Aber sag, wo sind die Rechten,
Und wie kennt man sie von Schlechten?
Sieht man's 'en an den Augen an?
Pedro.
Zwar verstellen sich die Schlechten,
Blicken, seufzen wie die Rechten;
Doch das geht so lang nicht an.
Claudine.
Ach, des Betrugs ist viel;
Wir Arme sind ihr Spiel!
Pedro.
Wer findt ein treues Blut,
Findt drum ein edel Gut.
Claudine.
Ach, nur zu viel
Ein Sonntagsspiel!
Pedro.
Ein treues Blut
Ein edel Gut!
In dem Schluß des Duetts hört man schon von weitem singen Camillen und Sibyllen, die singend näher kommen.
Beide.
Vom hohen Sternenrund
Bis 'nunter in tiefen Erdengrund
Muß nichts so schön, so Liebes sein
Als nur mein Schätzel allein!
Sie treten herein.
Camille.
Er ist der Stärkst im ganzen Land,
Ist kühn und sittsam und gewandt,
Und bitten kann er, betteln, fein;
Es sag einmal eins: Nein!
Sibylle.
Guten Abend! Wie treffen wir einander hier?

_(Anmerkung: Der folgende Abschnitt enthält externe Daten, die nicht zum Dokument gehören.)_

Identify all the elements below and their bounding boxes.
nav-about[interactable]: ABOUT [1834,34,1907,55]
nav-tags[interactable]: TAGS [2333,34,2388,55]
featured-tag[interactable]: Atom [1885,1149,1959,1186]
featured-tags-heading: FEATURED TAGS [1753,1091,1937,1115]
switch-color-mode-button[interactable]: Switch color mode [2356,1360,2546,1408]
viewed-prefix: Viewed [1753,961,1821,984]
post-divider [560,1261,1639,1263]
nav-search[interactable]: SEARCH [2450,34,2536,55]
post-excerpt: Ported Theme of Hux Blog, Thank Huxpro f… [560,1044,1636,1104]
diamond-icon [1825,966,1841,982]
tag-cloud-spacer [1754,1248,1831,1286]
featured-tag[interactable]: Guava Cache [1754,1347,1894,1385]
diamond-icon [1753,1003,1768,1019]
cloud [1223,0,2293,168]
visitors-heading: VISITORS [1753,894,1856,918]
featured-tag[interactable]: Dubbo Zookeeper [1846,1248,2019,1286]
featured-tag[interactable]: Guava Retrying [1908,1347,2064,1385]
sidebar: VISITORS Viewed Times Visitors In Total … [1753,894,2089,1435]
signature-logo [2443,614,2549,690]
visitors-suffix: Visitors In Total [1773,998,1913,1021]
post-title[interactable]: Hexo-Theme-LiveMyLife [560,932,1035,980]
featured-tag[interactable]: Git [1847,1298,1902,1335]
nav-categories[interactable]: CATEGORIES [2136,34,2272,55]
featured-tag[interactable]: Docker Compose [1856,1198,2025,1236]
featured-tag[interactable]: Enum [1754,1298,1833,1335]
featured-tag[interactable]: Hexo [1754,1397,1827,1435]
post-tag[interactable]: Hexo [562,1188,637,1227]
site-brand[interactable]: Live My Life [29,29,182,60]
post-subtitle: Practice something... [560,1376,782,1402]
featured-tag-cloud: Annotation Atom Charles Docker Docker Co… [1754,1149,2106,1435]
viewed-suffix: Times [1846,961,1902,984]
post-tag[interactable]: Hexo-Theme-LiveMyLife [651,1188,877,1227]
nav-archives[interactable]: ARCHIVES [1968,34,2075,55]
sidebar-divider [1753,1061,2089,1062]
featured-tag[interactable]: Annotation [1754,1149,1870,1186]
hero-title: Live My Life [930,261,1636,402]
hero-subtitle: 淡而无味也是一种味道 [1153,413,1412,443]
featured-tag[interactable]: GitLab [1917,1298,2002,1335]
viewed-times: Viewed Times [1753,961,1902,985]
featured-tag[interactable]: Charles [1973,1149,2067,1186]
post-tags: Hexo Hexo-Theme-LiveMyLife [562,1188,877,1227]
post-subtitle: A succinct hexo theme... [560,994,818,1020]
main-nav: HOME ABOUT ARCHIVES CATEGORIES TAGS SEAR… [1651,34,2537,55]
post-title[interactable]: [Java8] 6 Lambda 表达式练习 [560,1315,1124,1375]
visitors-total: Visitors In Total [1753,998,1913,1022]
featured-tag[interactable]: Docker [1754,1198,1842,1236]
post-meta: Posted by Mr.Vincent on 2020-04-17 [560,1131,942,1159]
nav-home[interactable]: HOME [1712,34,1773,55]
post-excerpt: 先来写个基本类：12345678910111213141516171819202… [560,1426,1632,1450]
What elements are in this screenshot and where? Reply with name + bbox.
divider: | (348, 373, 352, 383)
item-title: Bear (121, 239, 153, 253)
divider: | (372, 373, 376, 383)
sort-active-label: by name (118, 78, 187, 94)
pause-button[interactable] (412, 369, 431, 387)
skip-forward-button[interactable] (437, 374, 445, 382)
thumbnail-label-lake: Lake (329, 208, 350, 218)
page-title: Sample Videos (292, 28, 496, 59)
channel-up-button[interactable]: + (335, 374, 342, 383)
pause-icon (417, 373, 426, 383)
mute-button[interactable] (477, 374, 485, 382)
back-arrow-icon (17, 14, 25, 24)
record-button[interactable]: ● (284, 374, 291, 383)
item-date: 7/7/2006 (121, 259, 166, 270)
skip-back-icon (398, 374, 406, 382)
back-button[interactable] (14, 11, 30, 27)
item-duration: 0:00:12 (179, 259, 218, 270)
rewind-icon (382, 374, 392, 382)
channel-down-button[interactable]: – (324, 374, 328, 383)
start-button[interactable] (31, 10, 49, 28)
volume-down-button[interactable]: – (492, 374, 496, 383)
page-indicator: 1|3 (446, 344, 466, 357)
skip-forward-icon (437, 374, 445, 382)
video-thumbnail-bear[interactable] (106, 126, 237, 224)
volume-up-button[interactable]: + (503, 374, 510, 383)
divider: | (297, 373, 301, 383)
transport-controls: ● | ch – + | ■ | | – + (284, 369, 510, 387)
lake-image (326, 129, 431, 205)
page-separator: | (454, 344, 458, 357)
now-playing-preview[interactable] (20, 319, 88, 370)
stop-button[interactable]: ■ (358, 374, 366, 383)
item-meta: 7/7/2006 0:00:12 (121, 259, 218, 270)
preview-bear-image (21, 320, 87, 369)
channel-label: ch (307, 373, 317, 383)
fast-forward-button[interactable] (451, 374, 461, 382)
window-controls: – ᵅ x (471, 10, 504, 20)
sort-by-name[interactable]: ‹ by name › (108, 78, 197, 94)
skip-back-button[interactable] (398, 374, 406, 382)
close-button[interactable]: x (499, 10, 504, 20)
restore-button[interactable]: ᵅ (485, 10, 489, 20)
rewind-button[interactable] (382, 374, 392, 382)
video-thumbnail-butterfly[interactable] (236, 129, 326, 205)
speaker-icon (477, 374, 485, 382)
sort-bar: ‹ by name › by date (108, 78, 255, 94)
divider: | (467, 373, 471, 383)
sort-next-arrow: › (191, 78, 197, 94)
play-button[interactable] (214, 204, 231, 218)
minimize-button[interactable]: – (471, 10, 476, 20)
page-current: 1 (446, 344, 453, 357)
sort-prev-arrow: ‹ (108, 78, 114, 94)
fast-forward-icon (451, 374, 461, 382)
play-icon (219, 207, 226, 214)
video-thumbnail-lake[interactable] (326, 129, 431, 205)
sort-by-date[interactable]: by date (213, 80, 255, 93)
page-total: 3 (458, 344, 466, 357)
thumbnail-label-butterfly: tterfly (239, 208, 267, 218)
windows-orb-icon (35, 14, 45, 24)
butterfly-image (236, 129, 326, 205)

Allons, Chorus!
Alle Vier.
Vom hohen hohen Sternenrund
Bis 'nunter in tiefen Erdengrund
Muß nichts so schön, so Liebes sein
Als nur mein Schätzel allein!
Sibylle.
Und das, was über alles geht,
Ihn über Kön'g und Herrn erhöht:
Er ist und bleibet mein,
Er ist mein Schätzel allein.
Chorus!
Alle Vier.
Vom hohen hohen Sternenrund
Bis 'nunter in tiefen Erdengrund
Muß nichts so schön, so Liebes sein
Als nur mein Schätzel allein!
Claudine.
Habt ihr meinen Vater nicht gesehn? Ach, ich muß zu ihm; seit unserer Feierlichkeit hab ich ihn nicht allein gesprochen. Auch euch dank ich, lieben Kinder, daß ihr den Tag habt wollen verherrlichen helfen, an dem das Geschöpf zur Welt kam, das — Ihr kennt mich ja? Leben Sie wohl, Pedro!